Senate debates

Thursday, 3 March 2016

Committees

Electoral Matters Committee; Report

6:01 pm

Photo of Jacinta CollinsJacinta Collins (Victoria, Australian Labor Party, Shadow Cabinet Secretary) Share this | Hansard source

But I thought that being a major party—in fact, they are larger than the National Party—they would be here every moment that the parliament was sitting. Oh, dear! Anyway, the reason I am revisiting this is that Senator Di Natale took issue at being referred to as the 'senator for half measures'. Senator Di Natale took issue with that and also said, 'The agreement is what the agreement is.' We now know from Mathias Cormann that he is right. We now know from the government that there is no written record of exactly what is agreed. There is nothing. I had the parliamentary 101 yesterday. Now, I want to go to a deal making 101. Senator Rhiannon has spent ages talking about how the Labor Party is only doing this because it protects backroom operators and that the backroom operators want to do X, Y or Z. I think it would be a long stretch for anyone to characterise me as a backroom operator. I know that some people have accused me of being new to this debate, yet I have been the spokesperson for the shadow special minister of state in the Senate for quite a while.

But let's go to deal making 101: look at the written record of the deal.
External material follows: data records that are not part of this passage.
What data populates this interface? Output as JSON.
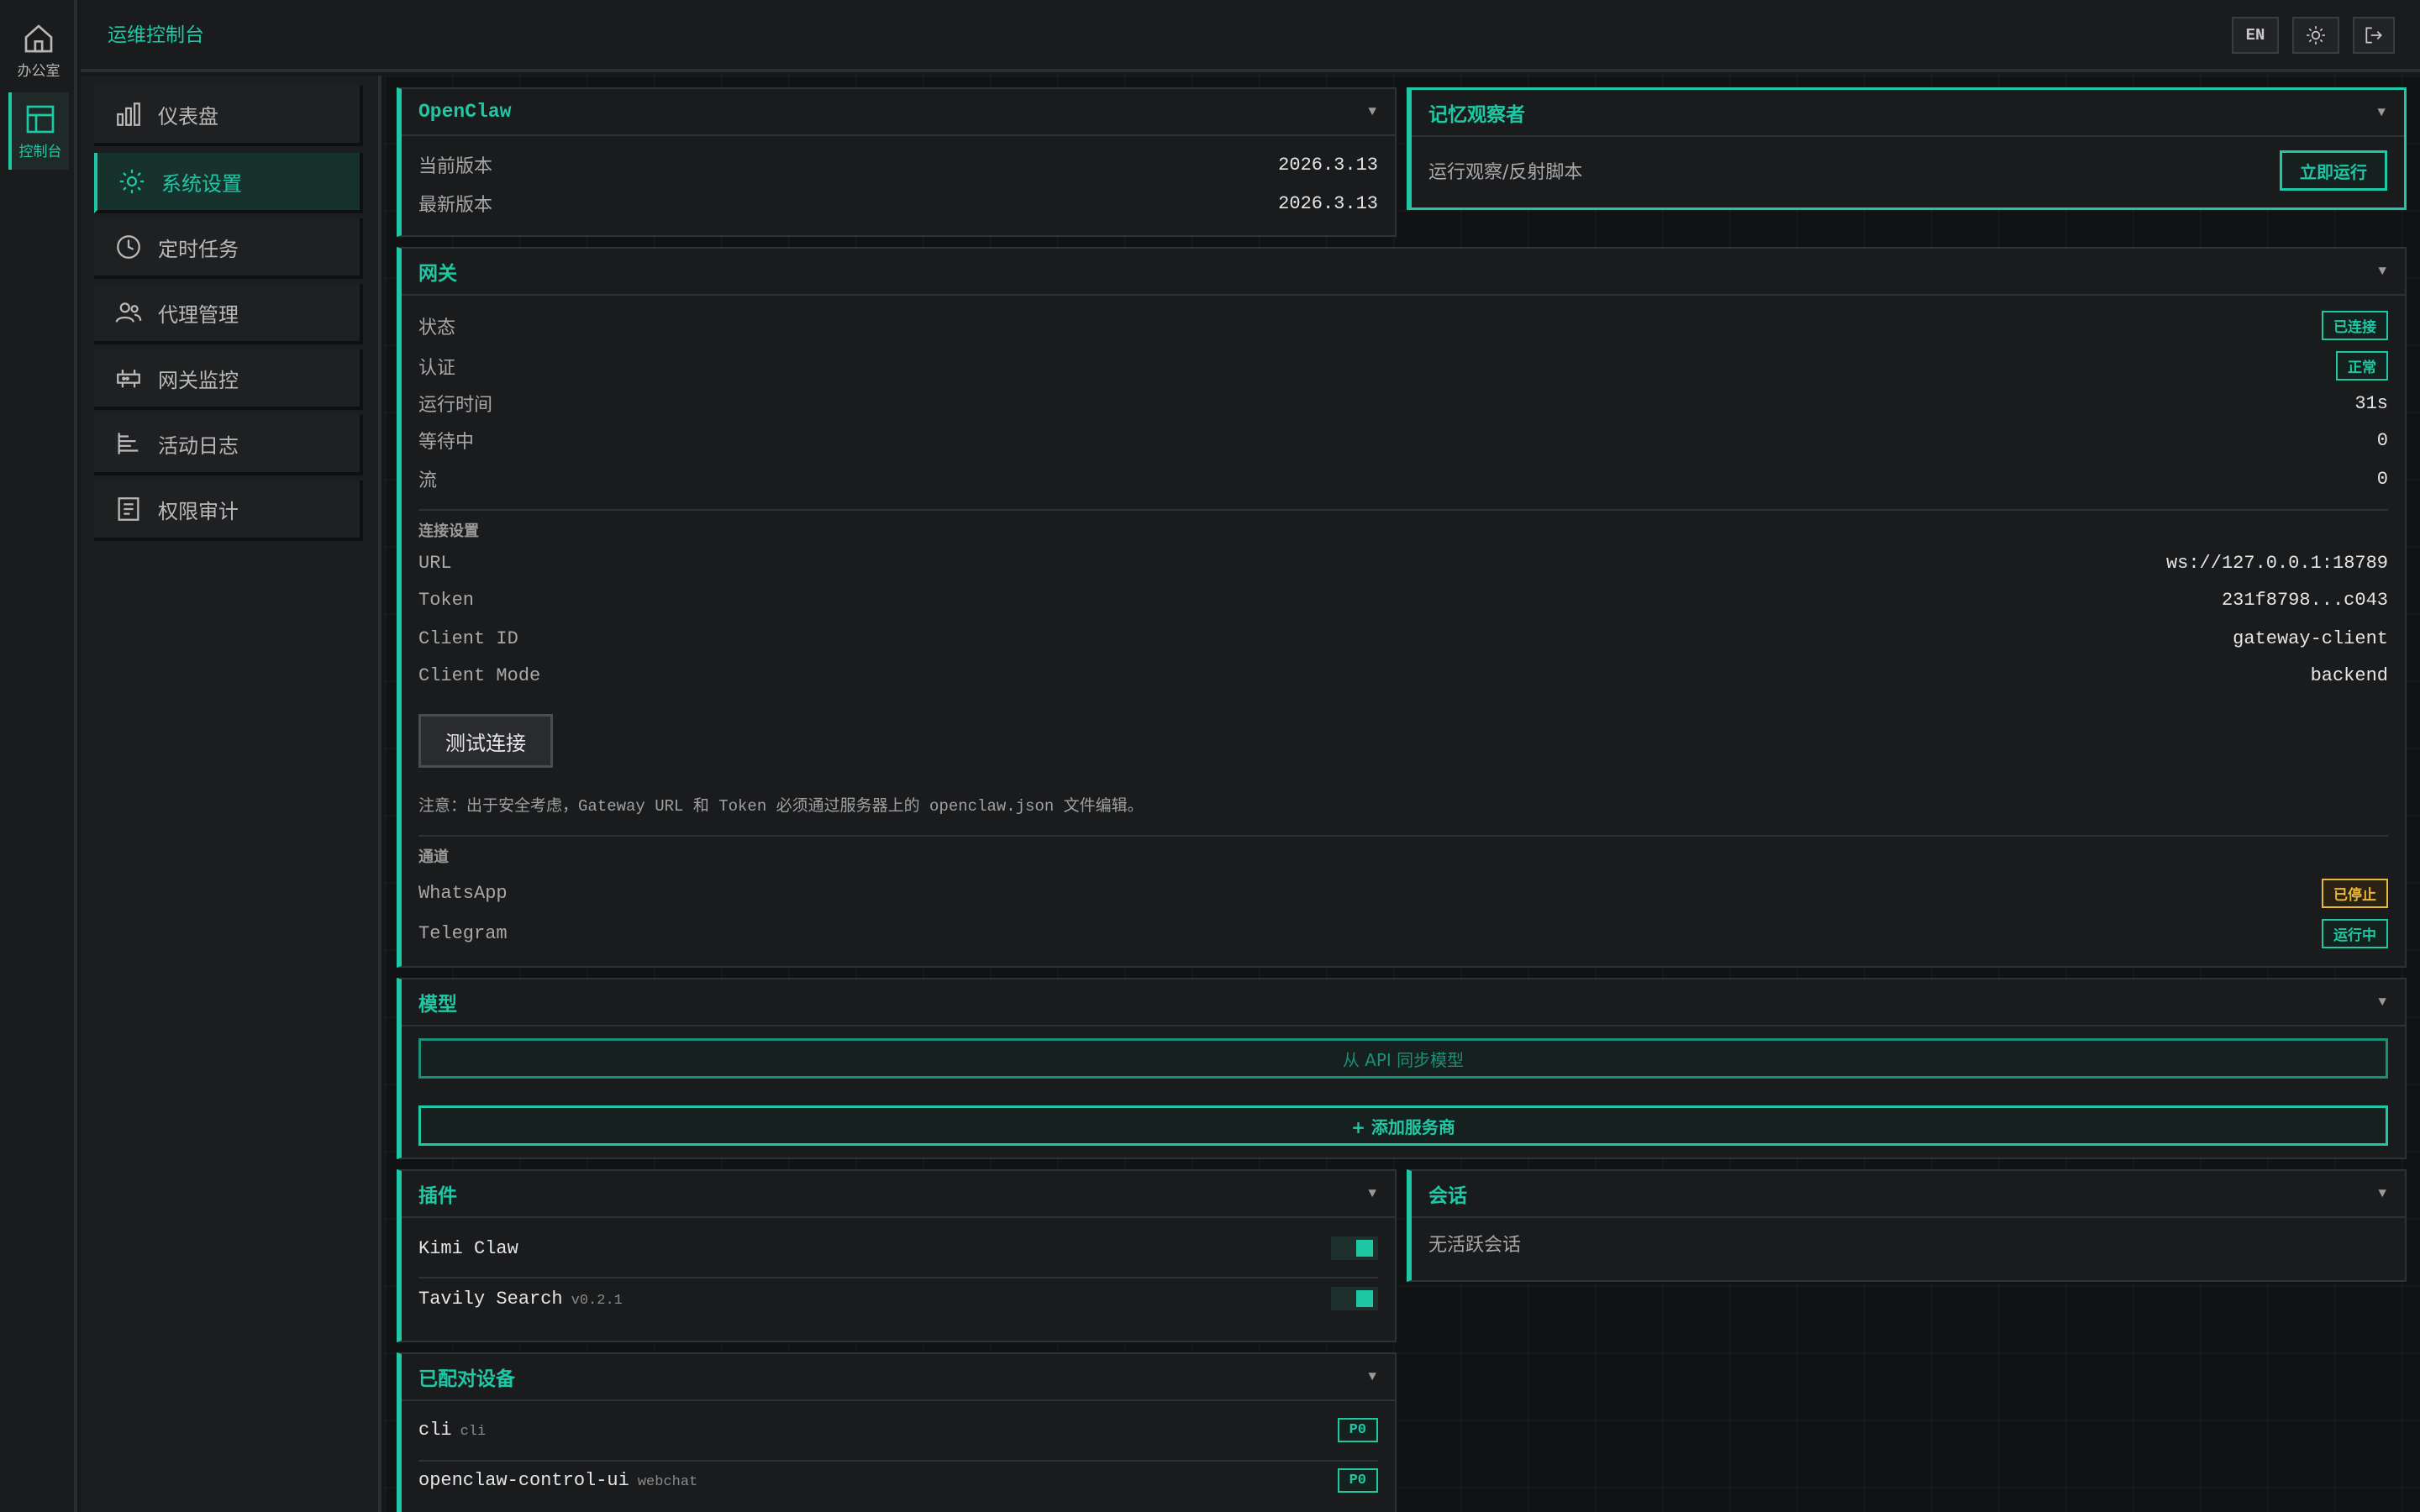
{
  "rail": {
    "office_label": "办公室",
    "console_label": "控制台"
  },
  "topbar": {
    "title": "运维控制台",
    "lang_label": "EN"
  },
  "nav": {
    "items": [
      {
        "label": "仪表盘",
        "icon": "bar-chart-icon"
      },
      {
        "label": "系统设置",
        "icon": "gear-icon",
        "active": true
      },
      {
        "label": "定时任务",
        "icon": "clock-icon"
      },
      {
        "label": "代理管理",
        "icon": "users-icon"
      },
      {
        "label": "网关监控",
        "icon": "router-icon"
      },
      {
        "label": "活动日志",
        "icon": "list-icon"
      },
      {
        "label": "权限审计",
        "icon": "document-icon"
      }
    ]
  },
  "openclaw": {
    "title": "OpenClaw",
    "current_version_label": "当前版本",
    "current_version": "2026.3.13",
    "latest_version_label": "最新版本",
    "latest_version": "2026.3.13"
  },
  "memory": {
    "title": "记忆观察者",
    "script_label": "运行观察/反射脚本",
    "run_button": "立即运行"
  },
  "gateway": {
    "title": "网关",
    "status_label": "状态",
    "status_value": "已连接",
    "auth_label": "认证",
    "auth_value": "正常",
    "uptime_label": "运行时间",
    "uptime_value": "31s",
    "pending_label": "等待中",
    "pending_value": "0",
    "stream_label": "流",
    "stream_value": "0",
    "conn_section": "连接设置",
    "url_label": "URL",
    "url_value": "ws://127.0.0.1:18789",
    "token_label": "Token",
    "token_value": "231f8798...c043",
    "client_id_label": "Client ID",
    "client_id_value": "gateway-client",
    "client_mode_label": "Client Mode",
    "client_mode_value": "backend",
    "test_button": "测试连接",
    "note": "注意：出于安全考虑，Gateway URL 和 Token 必须通过服务器上的 openclaw.json 文件编辑。",
    "channel_section": "通道",
    "whatsapp_label": "WhatsApp",
    "whatsapp_status": "已停止",
    "telegram_label": "Telegram",
    "telegram_status": "运行中"
  },
  "models": {
    "title": "模型",
    "sync_button": "从 API 同步模型",
    "add_button": "+ 添加服务商"
  },
  "plugins": {
    "title": "插件",
    "items": [
      {
        "name": "Kimi Claw",
        "version": "",
        "enabled": true
      },
      {
        "name": "Tavily Search",
        "version": "v0.2.1",
        "enabled": true
      }
    ]
  },
  "sessions": {
    "title": "会话",
    "empty": "无活跃会话"
  },
  "devices": {
    "title": "已配对设备",
    "items": [
      {
        "name": "cli",
        "type": "cli",
        "badge": "P0"
      },
      {
        "name": "openclaw-control-ui",
        "type": "webchat",
        "badge": "P0"
      }
    ]
  },
  "colors": {
    "accent": "#1fc8a4",
    "warn": "#e8b83a",
    "background": "#111214",
    "panel": "#1a1b1d"
  }
}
The good thing is: when you have a written record of the deal, some years later when there is a new leader of the Greens—rather than the leader who dealt with it quite sensibly at the time, and who was probably less naive—you are able to dispute spurious claims about what those deals were. The first aspect of that, item 3 of this deal—the agreement between the Australian Greens and the Australian Labor Party; fully transparent—talks about goals. It does not talk about commitments in the same way as Senator Di Natale suggests. I suggest that he also goes back and looks at the actual agreement. The dispute that we were having earlier in the day related to provisions in the bill. But if I go to, for example, point 3(d):

d) The Parties note that Senator Bob Brown will reintroduce as a Private Members Bill the Commonwealth Electoral (Above‐the‐Line Voting) Amendment Bill 2008. The ALP will consider the Bill and work with the Greens to reach reforms satisfactory to the Parties.

The Labor Party did do that. But this is not the ironclad commitment that Senator Di Natale seems to suggest existed.

Let me refer to another element of the agreement because, again, he misrepresented that—or, in fact the Greens have misrepresented that—but I think my other colleagues in the debate that just concluded have highlighted some of this earlier. Again, it is 101 in deal making. Point (e) of that agreements says:

e) Refer issues of public interest disclosure, where the Senate or House votes on the floor against the decision of a Minister, to the Information Commissioner, who will arbitrate …

No—sorry—that is the wrong one. I want to go to the issues from the earlier debate about political donations.

Again, in the short moment I have here I cannot find that exact provision. But it was not that unequivocal commitment, and the history that has been outlined here highlights the point also that the real reason we got nowhere on political donations was because of the behaviour of the now government.